Deriving their name from one of the more outre films ever released by Japanese animation studio Studio Ghibli, Pom Poko is a rising Norwegian quartet — Ragnhild Fangel (vocals), Martin Miguel Tonne (guitar), Jonas Krøvel (bass) and Ola Djupvik (drums) — that can trace their origins back to 2016 when the members of the band met while they were studying jazz at Trondheim Music Conservatory, and bonded over their desire to play punk rock at a jazz gig at a literature festival.
Interestingly, the individual members of the rising Norwegian act have publicly cited a wide and eclectic array of influences on their sound and approach, including Oumou Sangare, Ali Farka Toure, Vulfpeck, Palm, KNOWER, Hella, Death Grips, Jenny Hval and Nick Drake among others.

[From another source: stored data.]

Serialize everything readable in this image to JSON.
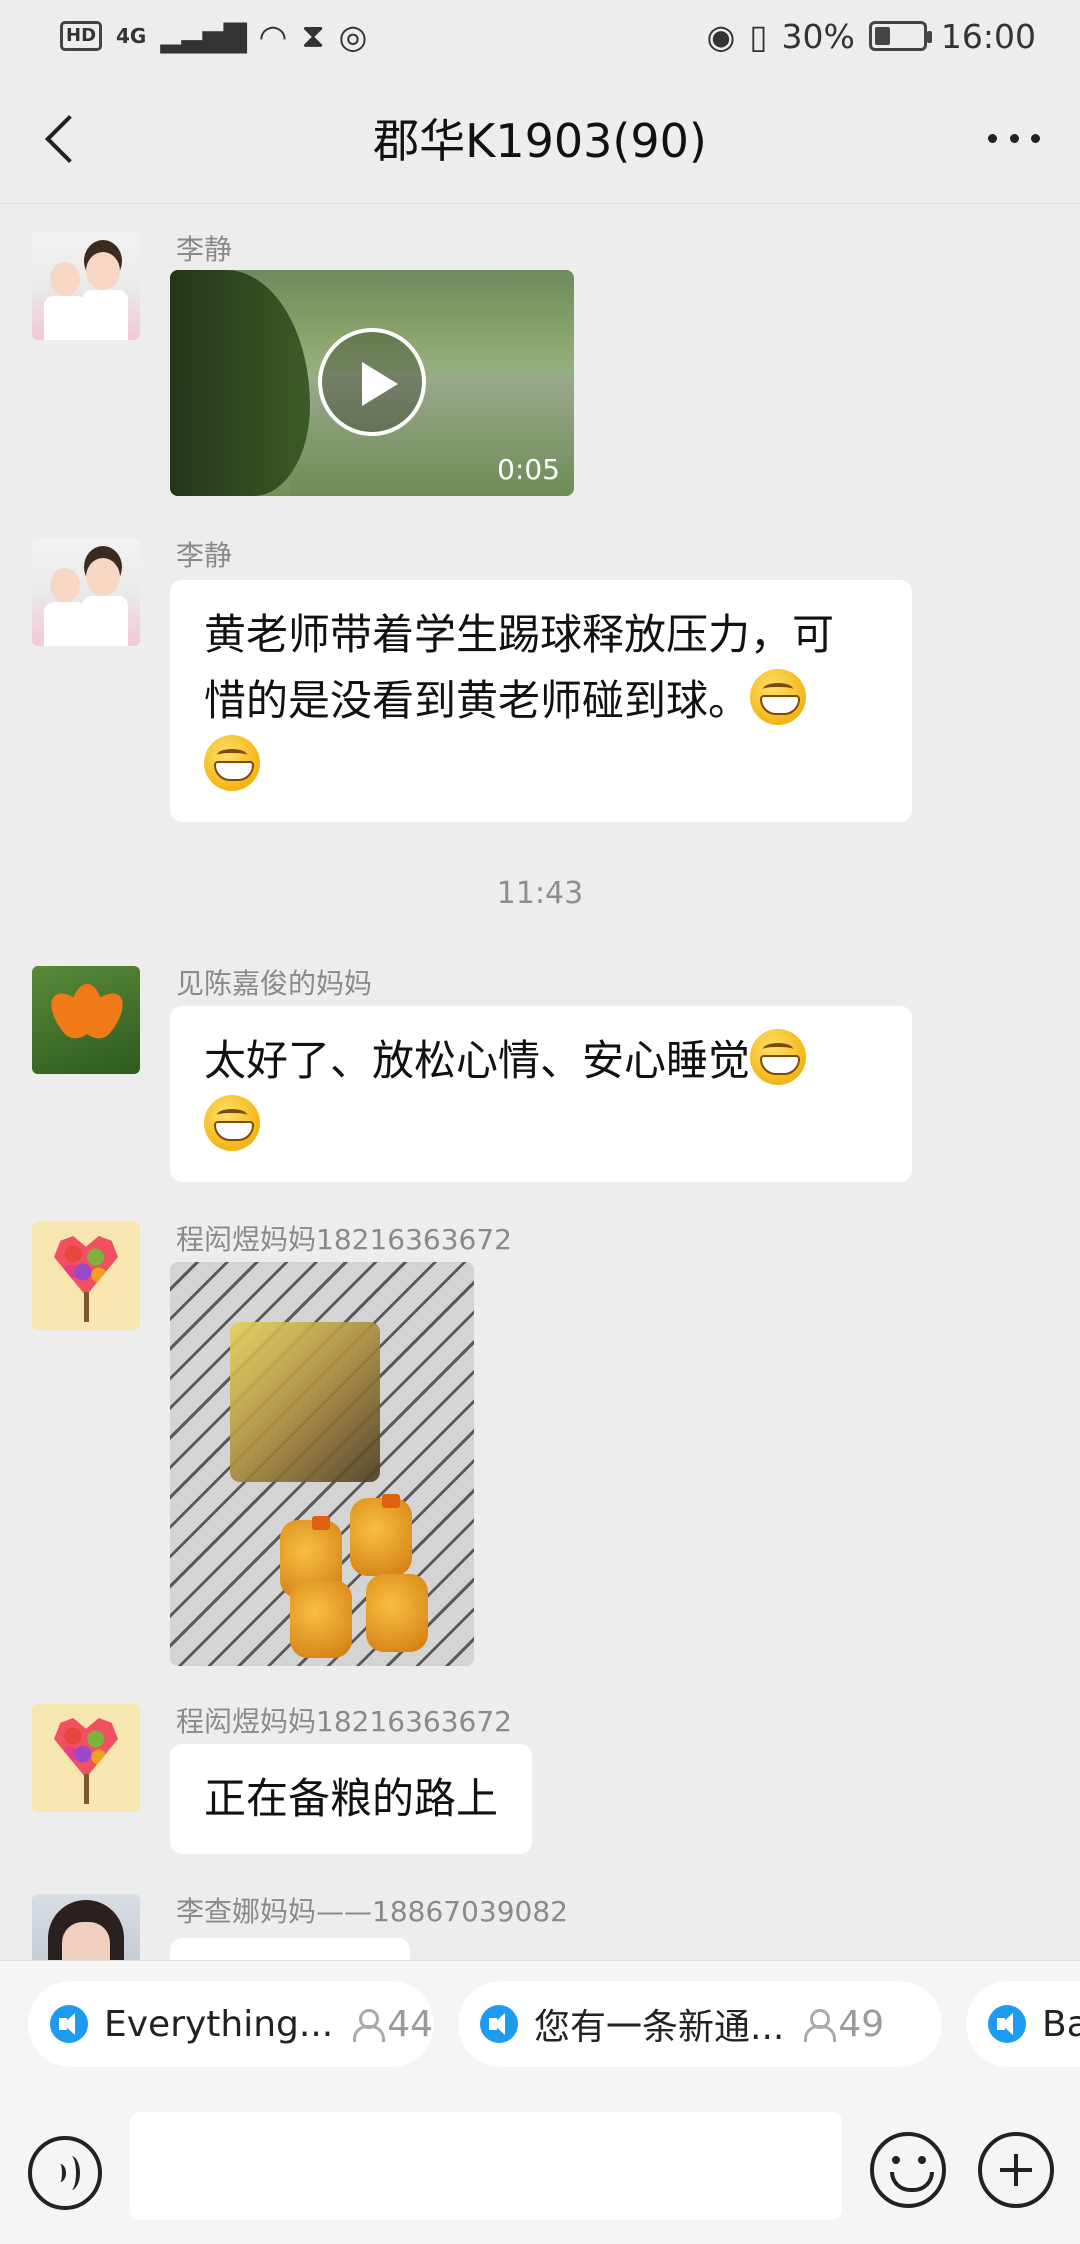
{
  "status_bar": {
    "hd": "HD",
    "network": "4G",
    "signal_icon": "signal-bars",
    "battery_pct": "30%",
    "battery_level": 0.3,
    "time": "16:00"
  },
  "header": {
    "title": "郡华K1903(90)"
  },
  "messages": [
    {
      "type": "video",
      "sender": "李静",
      "duration": "0:05",
      "avatar": "kids"
    },
    {
      "type": "text",
      "sender": "李静",
      "text_line1": "黄老师带着学生踢球释放压力，可",
      "text_line2": "惜的是没看到黄老师碰到球。",
      "avatar": "kids"
    },
    {
      "type": "time",
      "text": "11:43"
    },
    {
      "type": "text",
      "sender": "见陈嘉俊的妈妈",
      "text_line1": "太好了、放松心情、安心睡觉",
      "avatar": "flower"
    },
    {
      "type": "image",
      "sender": "程闳煜妈妈18216363672",
      "avatar": "heart-tree"
    },
    {
      "type": "text",
      "sender": "程闳煜妈妈18216363672",
      "text_line1": "正在备粮的路上",
      "avatar": "heart-tree"
    },
    {
      "type": "text",
      "sender": "李查娜妈妈——18867039082",
      "avatar": "girl"
    }
  ],
  "notices": [
    {
      "label": "Everything...",
      "count": "44"
    },
    {
      "label": "您有一条新通...",
      "count": "49"
    },
    {
      "label": "Ba",
      "count": ""
    }
  ],
  "input": {
    "placeholder": ""
  },
  "colors": {
    "background": "#ededed",
    "bubble": "#ffffff",
    "accent": "#1d9bf0"
  }
}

And as a result, the act has managed to establish a sound and approach that defies easy description or categorization. “We’ve all done lots of improvised music in the past, and I think that shapes the way we play, even though the tunes are not improvised,” the band explained in press notes. “We like when new and strange things happen in an old song, and that music can change over time by being played live, because that removes predictability and the ‘recipe’ that some genres of music have.”
Last year’s full-length debut Birthday received praise from the likes of Interview Magazine, The Line of Best Fit, The Independent, Clash Magazine, DIY Magazine and NME, who picked the band as one of the acts to watch out for in 2019 — and with the breakneck “My Blood,” a track that possessed elements of math rock, punk rock and indie rock was a great example of their wildly inventive, exuberant sound. Adding to a breakthrough year, the band also received airplay on BBC Radio 6 while landing Norwegian Grammy (Spellemannprisen) Award and Nordic Music Prize nods.
Building upon the momentum of last year, the Norwegian quartet’s highly-anticipated Marcus Forsgren-produced sophomore album Cheater is slated for a November 6, 2020 release through Bella Union Records. Written during the same period that produced one-off singles like “Leg Day” and “Praise,” Cheater finds the band further establishing the sound that has won them national and international acclaim — but the major difference between the two is that Cheater’s material wasn’t road-tested before the band went into the studio.”That meant we had to practice the songs in a more serious way, but it also meant the songs had more potential to change when we recorded them since we didn’t have such a clear image of what each song should/could be as the last time,” Pom Poko’s Ragnhild Fangel explains.
“I think it’s very accurate to say that we wanted to embrace our extremes a bit more. In the production process, I think we aimed more for some sort of contrast between the meticulously written and arranged songs and a more chaotic education and recording but also let ourselves explore the less frantic part of the Pom Poko universe,” Fangel says of the differences between Birthday and Cheater. “I think both in the more extreme and painful way, and in the sweet and lovely way, this album is kind of amplified.”
Cheater’s latest single “My Candidacy” finds the act managed to walk a tightrope between breakneck mosh pit friendly punk, centered around enormous power chords and saccharine sweet verses. Featuring the classic grunge rock alternating loud, quiet, loud song structure, the song explodes with an unpredictable, brash and girlish coquettishness while evoking the swooning rush of love. According to the band “the song itself is about the wish to be able to believe in unconditional love, even though you know that there probably is no such thing. We, at least, believe in unconditional love for riffy tunes with sing-song choruses.”